Despite a huge run-up in the stock following the sale of Verizon Wireless, Vodafone (NASDAQ:VOD) still offers a lot of value to shareholders. The stock has long been associated with the 45% investment in the successful American wireless company, but Vodafone has a whole European business to offer investors that is often overlooked.
Though Vodafone can be difficult to value considering all the moving parts with the deal, it appears one can value the company based on removing the assets being returned to shareholders and the forecasted free cash flow for the remaining businesses in 2014. The valuation might surprise investors considering the large run over the last few months based on the $130 billion offer from Verizon (NYSE:VZ).
One key to the investment equation is the shift in growth opportunities in Europe while the U.S. market matures. Is it possible that Vodafone is cashing out of the U.S. market at peak valuation?
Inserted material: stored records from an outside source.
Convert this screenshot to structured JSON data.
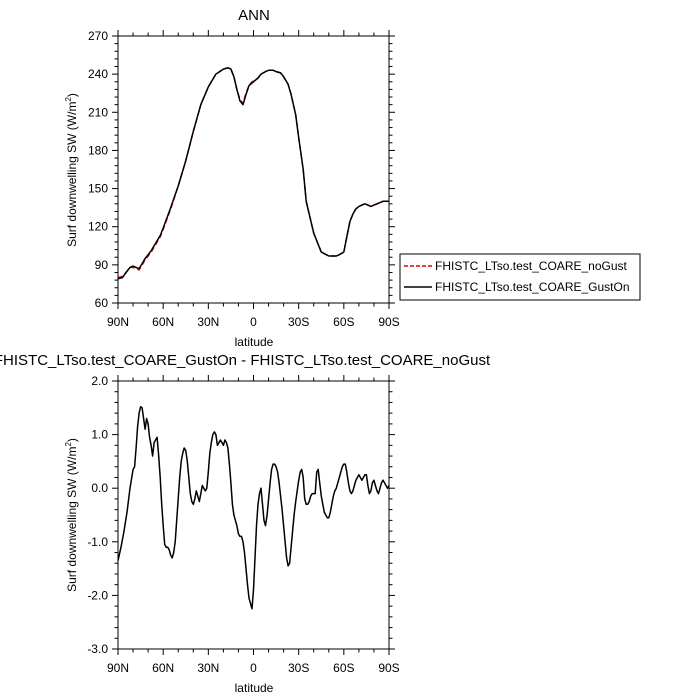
{
  "chart_data": [
    {
      "type": "line",
      "title": "ANN",
      "xlabel": "latitude",
      "ylabel": "Surf downwelling SW (W/m",
      "ylabel_sup": "2",
      "ylabel_close": ")",
      "xlim": [
        90,
        -90
      ],
      "ylim": [
        60,
        270
      ],
      "x_ticks": [
        90,
        60,
        30,
        0,
        -30,
        -60,
        -90
      ],
      "x_tick_labels": [
        "90N",
        "60N",
        "30N",
        "0",
        "30S",
        "60S",
        "90S"
      ],
      "y_ticks": [
        60,
        90,
        120,
        150,
        180,
        210,
        240,
        270
      ],
      "y_tick_labels": [
        "60",
        "90",
        "120",
        "150",
        "180",
        "210",
        "240",
        "270"
      ],
      "legend_position": "right",
      "series": [
        {
          "name": "FHISTC_LTso.test_COARE_noGust",
          "color": "#dd0000",
          "dash": "dashed",
          "x": [
            90,
            87,
            84,
            82,
            80,
            78,
            76,
            74,
            72,
            70,
            68,
            66,
            64,
            62,
            60,
            55,
            50,
            45,
            40,
            35,
            30,
            25,
            20,
            17,
            15,
            13,
            11,
            9,
            7,
            5,
            3,
            1,
            -1,
            -3,
            -5,
            -8,
            -10,
            -13,
            -15,
            -18,
            -20,
            -23,
            -25,
            -28,
            -30,
            -33,
            -35,
            -40,
            -45,
            -50,
            -55,
            -57,
            -60,
            -62,
            -64,
            -66,
            -68,
            -70,
            -72,
            -74,
            -76,
            -78,
            -80,
            -82,
            -84,
            -86,
            -88,
            -90
          ],
          "y": [
            80,
            81,
            85,
            88,
            88,
            87,
            86,
            90,
            94,
            97,
            100,
            104,
            108,
            112,
            118,
            134,
            152,
            172,
            195,
            216,
            230,
            240,
            244,
            245,
            244,
            238,
            228,
            220,
            217,
            225,
            231,
            234,
            235,
            237,
            240,
            242,
            243,
            243,
            242,
            241,
            238,
            232,
            224,
            208,
            190,
            165,
            140,
            115,
            100,
            97,
            97,
            98,
            100,
            112,
            124,
            130,
            134,
            136,
            137,
            138,
            137,
            136,
            137,
            138,
            139,
            140,
            140,
            140
          ]
        },
        {
          "name": "FHISTC_LTso.test_COARE_GustOn",
          "color": "#000000",
          "dash": "solid",
          "x": [
            90,
            87,
            84,
            82,
            80,
            78,
            76,
            74,
            72,
            70,
            68,
            66,
            64,
            62,
            60,
            55,
            50,
            45,
            40,
            35,
            30,
            25,
            20,
            17,
            15,
            13,
            11,
            9,
            7,
            5,
            3,
            1,
            -1,
            -3,
            -5,
            -8,
            -10,
            -13,
            -15,
            -18,
            -20,
            -23,
            -25,
            -28,
            -30,
            -33,
            -35,
            -40,
            -45,
            -50,
            -55,
            -57,
            -60,
            -62,
            -64,
            -66,
            -68,
            -70,
            -72,
            -74,
            -76,
            -78,
            -80,
            -82,
            -84,
            -86,
            -88,
            -90
          ],
          "y": [
            79,
            80,
            85,
            88,
            89,
            88,
            87,
            91,
            95,
            98,
            101,
            105,
            109,
            113,
            119,
            135,
            152,
            172,
            195,
            216,
            230,
            240,
            244,
            245,
            244,
            238,
            228,
            219,
            216,
            224,
            231,
            233,
            235,
            237,
            240,
            242,
            243,
            243,
            242,
            241,
            238,
            232,
            224,
            208,
            190,
            165,
            140,
            115,
            100,
            97,
            97,
            98,
            100,
            112,
            124,
            130,
            134,
            136,
            137,
            138,
            137,
            136,
            137,
            138,
            139,
            140,
            140,
            140
          ]
        }
      ]
    },
    {
      "type": "line",
      "title": "FHISTC_LTso.test_COARE_GustOn - FHISTC_LTso.test_COARE_noGust",
      "xlabel": "latitude",
      "ylabel": "Surf downwelling SW (W/m",
      "ylabel_sup": "2",
      "ylabel_close": ")",
      "xlim": [
        90,
        -90
      ],
      "ylim": [
        -3.0,
        2.0
      ],
      "x_ticks": [
        90,
        60,
        30,
        0,
        -30,
        -60,
        -90
      ],
      "x_tick_labels": [
        "90N",
        "60N",
        "30N",
        "0",
        "30S",
        "60S",
        "90S"
      ],
      "y_ticks": [
        -3.0,
        -2.0,
        -1.0,
        0.0,
        1.0,
        2.0
      ],
      "y_tick_labels": [
        "-3.0",
        "-2.0",
        "-1.0",
        "0.0",
        "1.0",
        "2.0"
      ],
      "series": [
        {
          "color": "#000000",
          "dash": "solid",
          "x": [
            90,
            88,
            86,
            84,
            82,
            80,
            79,
            78,
            77,
            76,
            75,
            74,
            73,
            72,
            71,
            70,
            69,
            68,
            67,
            66,
            65,
            64,
            63,
            62,
            61,
            60,
            59,
            58,
            57,
            56,
            55,
            54,
            53,
            52,
            51,
            50,
            49,
            48,
            47,
            46,
            45,
            44,
            43,
            42,
            41,
            40,
            39,
            38,
            37,
            36,
            35,
            34,
            33,
            32,
            31,
            30,
            29,
            28,
            27,
            26,
            25,
            24,
            23,
            22,
            21,
            20,
            19,
            18,
            17,
            16,
            15,
            14,
            13,
            12,
            11,
            10,
            9,
            8,
            7,
            6,
            5,
            4,
            3,
            2,
            1,
            0,
            -1,
            -2,
            -3,
            -4,
            -5,
            -6,
            -7,
            -8,
            -9,
            -10,
            -11,
            -12,
            -13,
            -14,
            -15,
            -16,
            -17,
            -18,
            -19,
            -20,
            -21,
            -22,
            -23,
            -24,
            -25,
            -26,
            -27,
            -28,
            -29,
            -30,
            -31,
            -32,
            -33,
            -34,
            -35,
            -36,
            -37,
            -38,
            -39,
            -40,
            -41,
            -42,
            -43,
            -44,
            -45,
            -46,
            -47,
            -48,
            -49,
            -50,
            -51,
            -52,
            -53,
            -54,
            -55,
            -56,
            -57,
            -58,
            -59,
            -60,
            -61,
            -62,
            -63,
            -64,
            -65,
            -66,
            -67,
            -68,
            -69,
            -70,
            -71,
            -72,
            -73,
            -74,
            -75,
            -76,
            -77,
            -78,
            -79,
            -80,
            -81,
            -82,
            -83,
            -84,
            -85,
            -86,
            -87,
            -88,
            -89,
            -90
          ],
          "y": [
            -1.35,
            -1.1,
            -0.8,
            -0.45,
            0.0,
            0.35,
            0.4,
            0.75,
            1.15,
            1.4,
            1.52,
            1.5,
            1.3,
            1.1,
            1.3,
            1.2,
            0.95,
            0.8,
            0.6,
            0.85,
            0.9,
            0.95,
            0.6,
            0.2,
            -0.3,
            -0.7,
            -1.05,
            -1.1,
            -1.1,
            -1.15,
            -1.25,
            -1.3,
            -1.2,
            -1.0,
            -0.6,
            -0.2,
            0.2,
            0.5,
            0.65,
            0.75,
            0.7,
            0.5,
            0.2,
            -0.1,
            -0.25,
            -0.3,
            -0.2,
            -0.05,
            -0.15,
            -0.25,
            -0.1,
            0.05,
            0.0,
            -0.05,
            0.0,
            0.3,
            0.65,
            0.85,
            1.0,
            1.05,
            1.0,
            0.8,
            0.85,
            0.9,
            0.85,
            0.8,
            0.9,
            0.85,
            0.75,
            0.45,
            0.1,
            -0.3,
            -0.5,
            -0.6,
            -0.7,
            -0.85,
            -0.9,
            -0.9,
            -1.0,
            -1.2,
            -1.5,
            -1.8,
            -2.05,
            -2.15,
            -2.25,
            -1.9,
            -1.3,
            -0.7,
            -0.3,
            -0.1,
            0.0,
            -0.3,
            -0.6,
            -0.7,
            -0.5,
            -0.2,
            0.1,
            0.35,
            0.45,
            0.45,
            0.4,
            0.3,
            0.1,
            -0.15,
            -0.4,
            -0.7,
            -1.0,
            -1.3,
            -1.45,
            -1.4,
            -1.1,
            -0.8,
            -0.5,
            -0.25,
            -0.05,
            0.15,
            0.3,
            0.35,
            0.2,
            -0.2,
            -0.3,
            -0.3,
            -0.25,
            -0.15,
            -0.1,
            -0.1,
            -0.1,
            0.3,
            0.35,
            0.1,
            -0.15,
            -0.3,
            -0.45,
            -0.5,
            -0.55,
            -0.55,
            -0.45,
            -0.3,
            -0.15,
            -0.05,
            0.0,
            0.1,
            0.2,
            0.3,
            0.4,
            0.45,
            0.45,
            0.3,
            0.1,
            -0.05,
            -0.1,
            -0.05,
            0.05,
            0.15,
            0.2,
            0.25,
            0.2,
            0.15,
            0.2,
            0.25,
            0.25,
            0.05,
            -0.1,
            -0.05,
            0.1,
            0.15,
            0.05,
            -0.05,
            -0.1,
            0.0,
            0.1,
            0.15,
            0.1,
            0.05,
            0.0,
            0.05
          ]
        }
      ]
    }
  ]
}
Smartphone Penetration Rates
For those not paying attention at home, the market is all about buying low and selling high. It is pretty hard to argue that Vodafone didn't do an excellent job of selling high by claiming $130 billion for a minority stake in Verizon Wireless. Note that AT&T (NYSE:T) is only worth $180 billion on its own and this deal places an incredible valuation of $288 billion on Verizon Wireless. Evidently AT&T should immediately sell off all non-wireless assets and the stock price might soar 50%. Not too surprisingly, the company recently dumped the wireline assets in Connecticut to Frontier Communications so maybe it is on that path.
The buy low part of this deal for Vodafone is the European and possibly Asian assets that it can now purchase with a balance sheet void of debt. Considering most cable and telecommunications providers have huge debt loads, Vodafone has a big leg up on the competition. Not to mention, Europe has spent the better part of the last four or five years in a major recession, the assets in Europe are depressed especially considering the cash flows and earnings have been held back on economic weakness on the continent. One of the best examples of the potential for Europe playing catch up is the smartphone penetration level in each country. According to Vodafone, its top markets of U.K., Germany, and Netherlands only have a penetration rate of 39%.
As well, Vodafone sits in a good position with a strong asset base in several key markets that are ready for 4G services per the recent presentation.
The real interesting part about the Vodafone forecast for 2014 is that the company expects to generate very solid free cash flow figures. At the high end, the roughly $8 billion forecast would provide for a valuation that makes the stock very attractive compared to the domestic players of AT&T and Verizon.
Using the enterprise value metric considering the vast differences in debt levels, Vodafone compares very favorably to the domestic wireless majors. With an estimated market value of around $96 billion after $84 billion worth of assets returned to shareholders, Vodafone could trade as low as 11x FCF. The below chart highlights the attractive valuation that doesn't even factor in the potential for the European markets to generate higher growth in the next few years.
Even with the huge run over the last year, Vodafone appears set to outperform the domestic wireless providers. The expected rebound in the major economies in Europe plays right into the recent investment path of Vodafone. Investors should stick with this stock and move out of the stocks tied to the mature U.S. wireless markets.